Über den Lulab (Palmbusch), Etrog (Paradiesapfel), den Hadaß (Myrthe) und die Arbe Nachal (Bachweide).
Der Lulab muß der Art sein, dass alle Blätter desselben den mittleren Stamm bedecken, er darf nicht dürr, sondern soll frisch, grün, nicht gespalten oder krumm, glatt und ohne Flecken sein u.s.w.
Der Etrog darf nicht schwarz, fleckig, sondern soll länglich rund, gelbgrün und nicht kleiner als ein Ei sein; er darf auch kein Loch haben, und noch weniger faul sein (Der Etrog sieht aus wie eine Zitrone, aber er ist nicht glatt wie diese, sondern knubberig und ist manchmal zwei-, dreimal so groß, er kommt, so wie der Lulab, meist aus Italien; auf den Etrog verwende man viel Geld, um ihn recht schön zu haben, man vertauscht ihn nicht selten gegen einen noch schöneren und man gibt manchmal 1 bis 2 Ducaten dafür.
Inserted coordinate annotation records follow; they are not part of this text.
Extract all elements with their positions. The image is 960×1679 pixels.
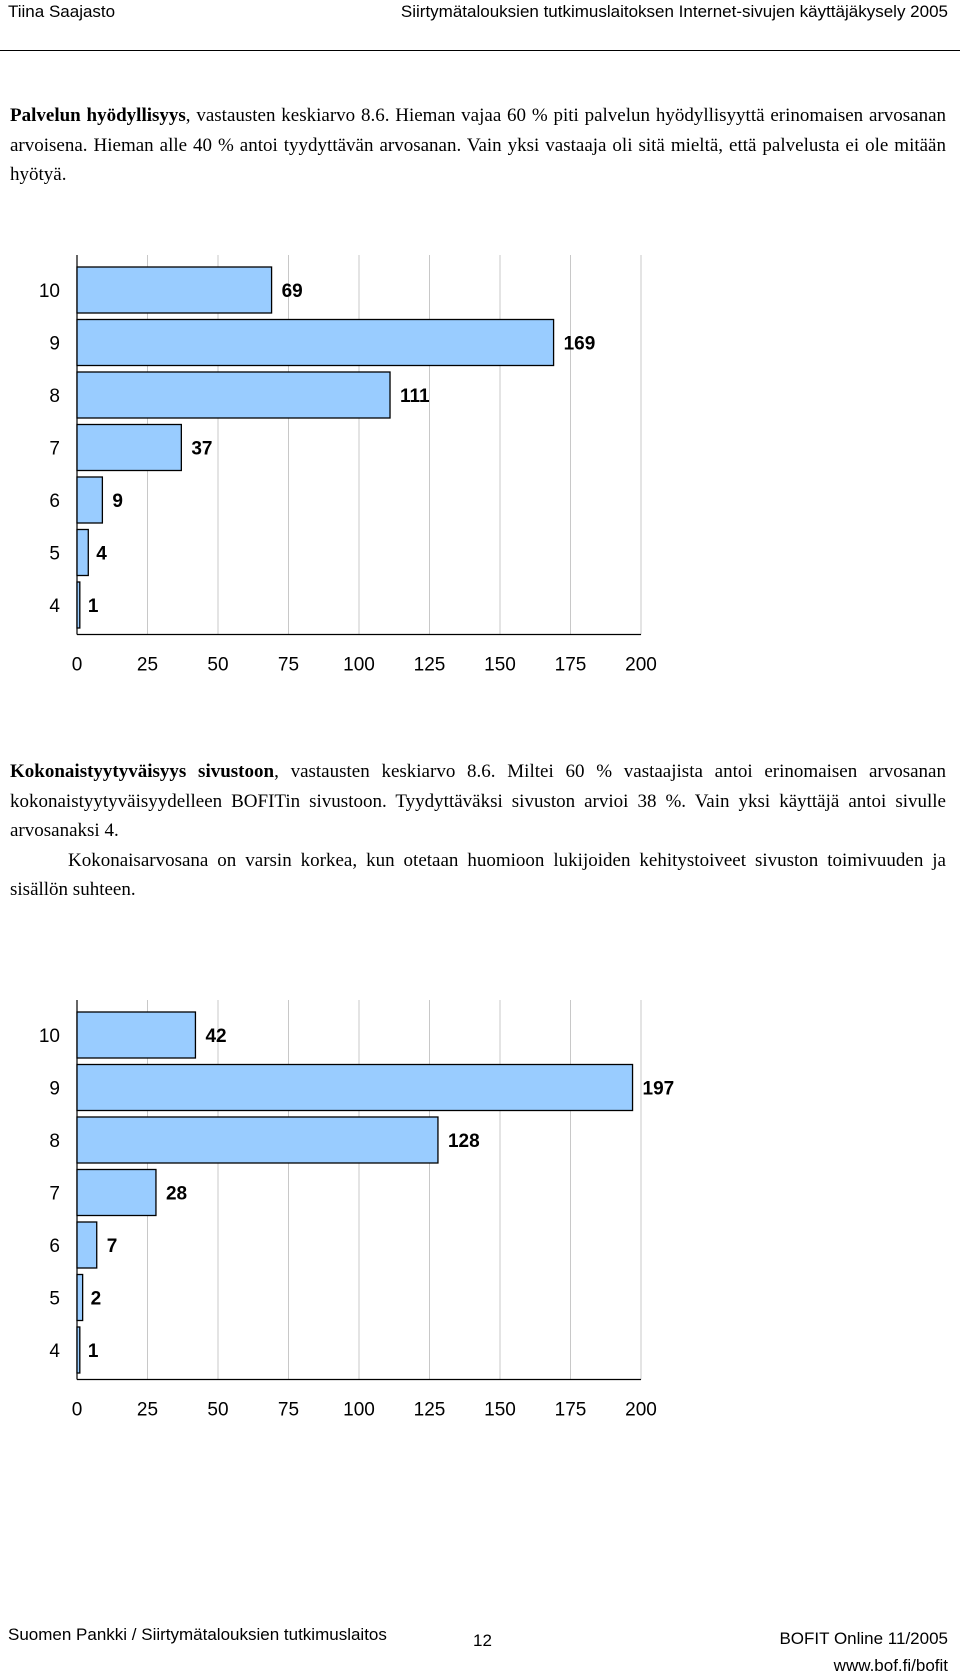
paragraph-usefulness-heading: Palvelun hyödyllisyys bbox=[10, 105, 186, 126]
x-tick-label: 75 bbox=[277, 654, 300, 676]
data-label: 37 bbox=[191, 438, 213, 460]
x-tick-label: 200 bbox=[625, 654, 657, 676]
data-label: 111 bbox=[400, 386, 430, 407]
data-label: 169 bbox=[563, 333, 596, 355]
bar bbox=[77, 267, 272, 313]
bar bbox=[77, 1170, 156, 1216]
category-label: 4 bbox=[49, 596, 60, 617]
x-tick-label: 100 bbox=[343, 654, 375, 676]
category-label: 9 bbox=[49, 1078, 60, 1100]
x-tick-label: 50 bbox=[207, 1399, 229, 1421]
paragraph-overall-text-2: Kokonaisarvosana on varsin korkea, kun otetaan huomioon lukijoiden kehitystoiveet sivuston toimivuuden ja sisällön suhteen. bbox=[10, 849, 946, 900]
header-title: Siirtymätalouksien tutkimuslaitoksen Internet-sivujen käyttäjäkysely 2005 bbox=[400, 2, 948, 21]
category-label: 8 bbox=[49, 1131, 60, 1152]
footer-publisher: Suomen Pankki / Siirtymätalouksien tutkimuslaitos bbox=[8, 1625, 387, 1644]
data-label: 69 bbox=[281, 281, 303, 302]
paragraph-usefulness-text: , vastausten keskiarvo 8.6. Hieman vajaa 60 % piti palvelun hyödyllisyyttä erinomaisen arvosanan arvoisena. Hieman alle 40 % antoi tyydyttävän arvosanan. Vain yksi vastaaja oli sitä mieltä, että palvelusta ei ole mitään hyötyä. bbox=[10, 105, 947, 185]
x-tick-label: 175 bbox=[554, 1399, 587, 1421]
data-label: 9 bbox=[112, 491, 123, 512]
page-header bbox=[8, 0, 952, 30]
category-label: 7 bbox=[49, 438, 60, 460]
bar bbox=[77, 1117, 438, 1163]
x-tick-label: 175 bbox=[554, 654, 587, 676]
header-rule bbox=[0, 50, 960, 51]
header-author: Tiina Saajasto bbox=[8, 2, 116, 21]
category-label: 7 bbox=[49, 1183, 60, 1205]
bar bbox=[77, 582, 80, 628]
x-tick-label: 0 bbox=[71, 654, 83, 676]
data-label: 197 bbox=[642, 1078, 675, 1100]
paragraph-overall-heading: Kokonaistyytyväisyys sivustoon bbox=[10, 761, 275, 782]
x-tick-label: 200 bbox=[625, 1399, 657, 1421]
x-tick-label: 125 bbox=[413, 654, 446, 676]
footer-publication bbox=[779, 1625, 948, 1679]
category-label: 6 bbox=[49, 491, 60, 512]
bar bbox=[77, 1275, 83, 1321]
x-tick-label: 25 bbox=[136, 1399, 159, 1421]
footer-url: www.bof.fi/bofit bbox=[833, 1656, 948, 1675]
x-tick-label: 0 bbox=[71, 1399, 83, 1421]
chart-usefulness-svg bbox=[0, 255, 960, 695]
data-label: 4 bbox=[96, 543, 107, 565]
bar bbox=[77, 1222, 97, 1268]
category-label: 8 bbox=[49, 386, 60, 407]
x-tick-label: 25 bbox=[136, 654, 159, 676]
bar bbox=[77, 372, 390, 418]
category-label: 4 bbox=[49, 1341, 60, 1362]
chart-usefulness bbox=[0, 255, 960, 695]
footer-series: BOFIT Online 11/2005 bbox=[779, 1629, 948, 1648]
bar bbox=[77, 530, 88, 576]
bar bbox=[77, 1327, 80, 1373]
bar bbox=[77, 1012, 195, 1058]
footer-page-number: 12 bbox=[473, 1631, 492, 1650]
data-label: 2 bbox=[90, 1288, 102, 1310]
bar bbox=[77, 1065, 633, 1111]
chart-overall-satisfaction-svg bbox=[0, 1000, 960, 1450]
category-label: 10 bbox=[38, 281, 60, 302]
category-label: 5 bbox=[49, 1288, 60, 1310]
bar bbox=[77, 320, 554, 366]
x-tick-label: 150 bbox=[484, 654, 516, 676]
paragraph-overall-satisfaction bbox=[10, 757, 946, 905]
data-label: 1 bbox=[87, 1341, 99, 1362]
chart-overall-satisfaction bbox=[0, 1000, 960, 1450]
data-label: 7 bbox=[106, 1236, 118, 1257]
data-label: 1 bbox=[87, 596, 99, 617]
category-label: 6 bbox=[49, 1236, 60, 1257]
bar bbox=[77, 477, 102, 523]
paragraph-overall-text: , vastausten keskiarvo 8.6. Miltei 60 % vastaajista antoi erinomaisen arvosanan kokonaistyytyväisyydelleen BOFITin sivustoon. Tyydyttäväksi sivuston arvioi 38 %. Vain yksi käyttäjä antoi sivulle arvosanaksi 4. bbox=[10, 761, 946, 841]
x-tick-label: 75 bbox=[277, 1399, 300, 1421]
x-tick-label: 50 bbox=[207, 654, 229, 676]
bar bbox=[77, 425, 181, 471]
x-tick-label: 100 bbox=[343, 1399, 375, 1421]
data-label: 128 bbox=[447, 1131, 480, 1152]
category-label: 9 bbox=[49, 333, 60, 355]
data-label: 42 bbox=[205, 1026, 227, 1047]
category-label: 10 bbox=[38, 1026, 60, 1047]
paragraph-usefulness bbox=[10, 101, 946, 190]
data-label: 28 bbox=[165, 1183, 188, 1205]
x-tick-label: 125 bbox=[413, 1399, 446, 1421]
x-tick-label: 150 bbox=[484, 1399, 516, 1421]
category-label: 5 bbox=[49, 543, 60, 565]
Pri Ez Hadar, Frucht eines schönen Baumes, 3. B. M. 23,40 haben die Talmudisten den Etrog gemacht).
Die Hadassin müssen frisch und grün, die Spitzen der Blätter nicht abgebrochen, die Zweige, deren drei sein müssen, müssen dreiblättrig und diese drei Blätter müssen immer zusammen, eines gegen das andere über sich befinden, nicht ein Blatt höher oder niedriger als das andere sein. Die Blätter sollen immer das Holz bedecken (siehe unten). Zweiblättrige Myrthen sind zur Not giltig, aber auch sie müssen, wenigstens diese zwei Blätter, immer gegeneinander stehen (aus den Wörtern Anaph ez aboth (einen Ast von dem dichtbelaubten Baume) haben die Talmudisten die Myrthe gemacht).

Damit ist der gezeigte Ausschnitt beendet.